Joining road warriors' journey to the west
By Erik Nilsson | China Daily | Updated: 2019-07-16 08:16
Finding fungus
As we approached Qumarleb, Captain and I were fretting that we didn't have a gift for our friend, Tseringben, who'd host us there.
A couple of hours later, a Tibetan guy on a motorcycle pulled up next to us during a pit stop on a remote prairie. He pointed to a plastic bag and asked: "Want to buy something?"
"What do you have?" I replied.
He opened the bag and answered: "Caterpillar fungus."
Jackpot! Our friend loves the stuff.

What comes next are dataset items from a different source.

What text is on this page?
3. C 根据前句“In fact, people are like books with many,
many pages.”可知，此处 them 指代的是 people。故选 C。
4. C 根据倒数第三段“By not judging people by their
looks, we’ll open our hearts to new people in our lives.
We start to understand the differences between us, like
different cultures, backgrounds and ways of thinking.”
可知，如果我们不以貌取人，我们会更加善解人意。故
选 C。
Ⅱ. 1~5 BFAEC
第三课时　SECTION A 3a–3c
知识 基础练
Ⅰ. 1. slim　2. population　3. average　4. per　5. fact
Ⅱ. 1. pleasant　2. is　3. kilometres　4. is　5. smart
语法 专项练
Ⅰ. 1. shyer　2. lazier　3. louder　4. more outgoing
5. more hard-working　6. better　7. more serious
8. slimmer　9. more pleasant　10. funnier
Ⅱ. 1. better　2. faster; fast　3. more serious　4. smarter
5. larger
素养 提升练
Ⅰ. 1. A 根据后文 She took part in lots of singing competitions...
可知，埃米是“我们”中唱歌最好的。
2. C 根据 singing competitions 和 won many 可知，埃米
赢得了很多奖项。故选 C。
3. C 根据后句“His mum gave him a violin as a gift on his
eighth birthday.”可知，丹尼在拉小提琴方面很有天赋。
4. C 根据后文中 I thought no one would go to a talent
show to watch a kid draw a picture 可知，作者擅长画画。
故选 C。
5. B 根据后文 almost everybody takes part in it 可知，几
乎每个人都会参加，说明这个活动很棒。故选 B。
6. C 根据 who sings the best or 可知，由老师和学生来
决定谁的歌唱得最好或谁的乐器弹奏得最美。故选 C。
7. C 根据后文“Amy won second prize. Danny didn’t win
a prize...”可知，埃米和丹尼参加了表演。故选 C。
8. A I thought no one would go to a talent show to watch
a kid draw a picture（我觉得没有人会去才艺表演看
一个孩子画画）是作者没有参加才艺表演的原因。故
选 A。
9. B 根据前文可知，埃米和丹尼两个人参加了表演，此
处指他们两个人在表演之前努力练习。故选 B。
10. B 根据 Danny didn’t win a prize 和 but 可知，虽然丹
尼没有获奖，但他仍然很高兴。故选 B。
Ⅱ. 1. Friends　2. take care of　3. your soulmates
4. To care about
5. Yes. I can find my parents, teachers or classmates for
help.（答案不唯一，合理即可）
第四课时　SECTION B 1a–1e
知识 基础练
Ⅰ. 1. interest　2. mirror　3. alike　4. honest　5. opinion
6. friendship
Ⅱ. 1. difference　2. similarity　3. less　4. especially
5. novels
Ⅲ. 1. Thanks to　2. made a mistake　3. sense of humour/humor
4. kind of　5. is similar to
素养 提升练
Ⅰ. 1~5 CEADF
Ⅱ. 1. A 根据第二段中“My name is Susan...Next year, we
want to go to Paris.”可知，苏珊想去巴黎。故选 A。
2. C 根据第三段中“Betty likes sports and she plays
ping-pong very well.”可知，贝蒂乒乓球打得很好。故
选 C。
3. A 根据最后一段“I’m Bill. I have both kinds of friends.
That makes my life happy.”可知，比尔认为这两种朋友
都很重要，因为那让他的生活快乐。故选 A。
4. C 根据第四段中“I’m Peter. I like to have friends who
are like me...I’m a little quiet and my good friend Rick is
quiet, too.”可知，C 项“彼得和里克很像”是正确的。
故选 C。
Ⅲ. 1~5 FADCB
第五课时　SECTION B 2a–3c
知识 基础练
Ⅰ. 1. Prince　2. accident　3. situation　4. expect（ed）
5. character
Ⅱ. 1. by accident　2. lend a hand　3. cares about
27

The parasite endemic to the Qinghai-Tibet Plateau and Himalayas grows from ghost-moth larvae and is a highly prized and often high-priced traditional cure-all.

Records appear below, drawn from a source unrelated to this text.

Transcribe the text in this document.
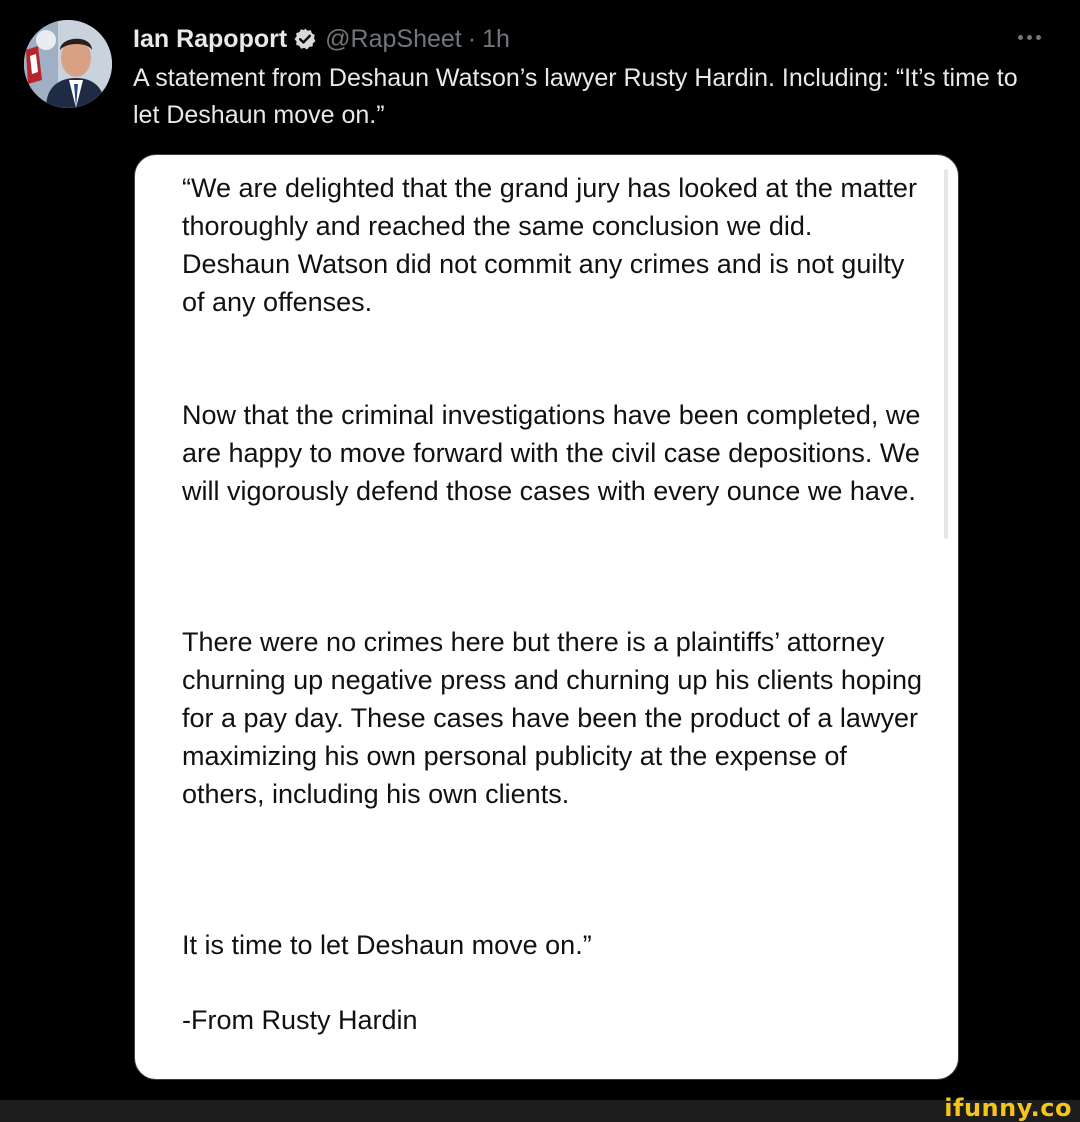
Ian Rapoport @RapSheet · 1h
A statement from Deshaun Watson’s lawyer Rusty Hardin. Including: “It’s time to let Deshaun move on.”

“We are delighted that the grand jury has looked at the matter thoroughly and reached the same conclusion we did. Deshaun Watson did not commit any crimes and is not guilty of any offenses.

Now that the criminal investigations have been completed, we are happy to move forward with the civil case depositions. We will vigorously defend those cases with every ounce we have.

There were no crimes here but there is a plaintiffs’ attorney churning up negative press and churning up his clients hoping for a pay day. These cases have been the product of a lawyer maximizing his own personal publicity at the expense of others, including his own clients.

It is time to let Deshaun move on.”

-From Rusty Hardin

ifunny.co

The organism, which looks like a woody caterpillar with a unicorn horn, can't move but appears ready to tiptoe away at any moment. It seems as otherworldly as the terrain that hosts it.
I bought six.
The plateau is called "the roof of the world" and "the planet's third pole" - and rightly so.
It sometimes reminds me more of Middle Earth or the last stand of a long-forgotten ice age.

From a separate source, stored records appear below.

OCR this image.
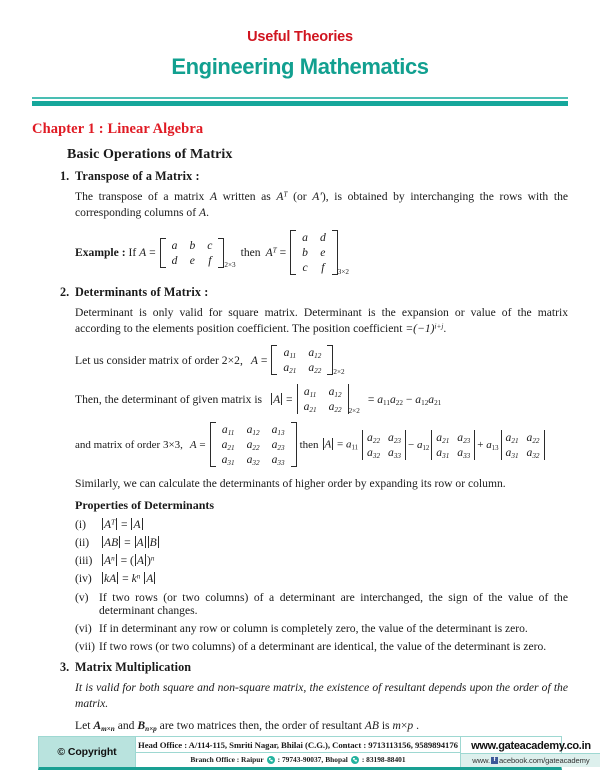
Useful Theories
Engineering Mathematics
Chapter 1 : Linear Algebra
Basic Operations of Matrix
1. Transpose of a Matrix :
The transpose of a matrix A written as $A^T$ (or A'), is obtained by interchanging the rows with the corresponding columns of A.
Example : If A =
a	b	c
d	e	f 2×3
then $A^T$ =
a	d
b	e
c	f 3×2
2. Determinants of Matrix :
Determinant is only valid for square matrix. Determinant is the expansion or value of the matrix according to the elements position coefficient. The position coefficient $=(-1)^{i+j}$.
Let us consider matrix of order 2×2, A =
$a_{11}$	$a_{12}$
$a_{21}$	$a_{22}$ 2×2
Then, the determinant of given matrix is A =
$a_{11}$	$a_{12}$
$a_{21}$	$a_{22}$ 2×2
= $a_{11}a_{22} - a_{12}a_{21}$
and matrix of order 3×3, A =
$a_{11}$	$a_{12}$	$a_{13}$
$a_{21}$	$a_{22}$	$a_{23}$
$a_{31}$	$a_{32}$	$a_{33}$
then $A = a_{11}$
$a_{22}$	$a_{23}$
$a_{32}$	$a_{33}$
− $a_{12}$
$a_{21}$	$a_{23}$
$a_{31}$	$a_{33}$
+ $a_{13}$
$a_{21}$	$a_{22}$
$a_{31}$	$a_{32}$
Similarly, we can calculate the determinants of higher order by expanding its row or column.
Properties of Determinants
(i)	$A^T = A$
(ii)	AB = A B
(iii)	$A^n$ = ( A )$^n$
(iv)	kA = $k^n$ A
(v) If two rows (or two columns) of a determinant are interchanged, the sign of the value of the determinant changes.
(vi) If in determinant any row or column is completely zero, the value of the determinant is zero.
(vii) If two rows (or two columns) of a determinant are identical, the value of the determinant is zero.
3. Matrix Multiplication
It is valid for both square and non-square matrix, the existence of resultant depends upon the order of the matrix.
Let $A_{m\times n}$ and $B_{n\times p}$ are two matrices then, the order of resultant AB is m×p .
© Copyright
Head Office : A/114-115, Smriti Nagar, Bhilai (C.G.), Contact : 9713113156, 9589894176
Branch Office : Raipur : 79743-90037, Bhopal : 83198-88401
www.gateacademy.co.in
www. f acebook.com/gateacademy
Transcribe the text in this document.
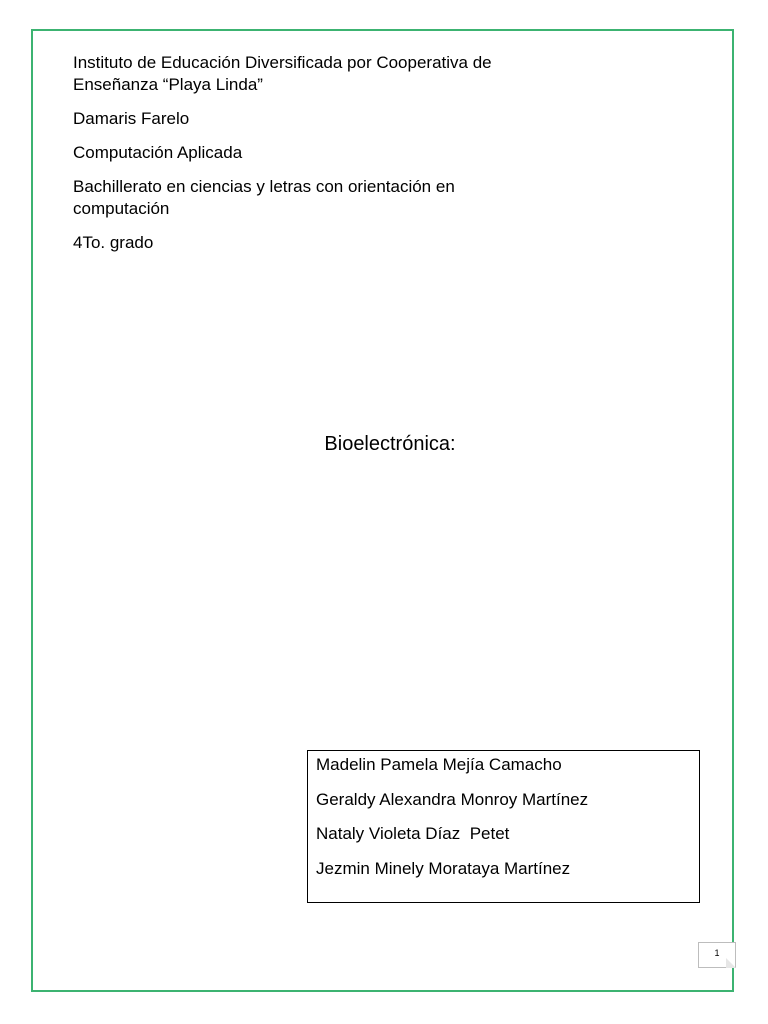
Instituto de Educación Diversificada por Cooperativa de Enseñanza “Playa Linda”

Damaris Farelo

Computación Aplicada

Bachillerato en ciencias y letras con orientación en computación

4To. grado

Bioelectrónica:

Madelin Pamela Mejía Camacho

Geraldy Alexandra Monroy Martínez

Nataly Violeta Díaz  Petet

Jezmin Minely Morataya Martínez

1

Glaciers crown the scalps of the tallest peaks that thrust above where even grass can climb. They loom like stern sovereigns - the highest prominences of the highlands, reminding those lower in the sky of who reigns here.
The subordinate mountains are fleeced with every conceivable shade of green, speckled with yellow wildflowers and studded with black yaks. Silvery streams rinse the foothills' toes.
Qinghai's skies are similarly dynamic. I saw my first sun pillars - disembodied blotches of rainbow created by light refracting through ice particles in the sky - and a double rainbow arched over Qumbarleb on our first day full there.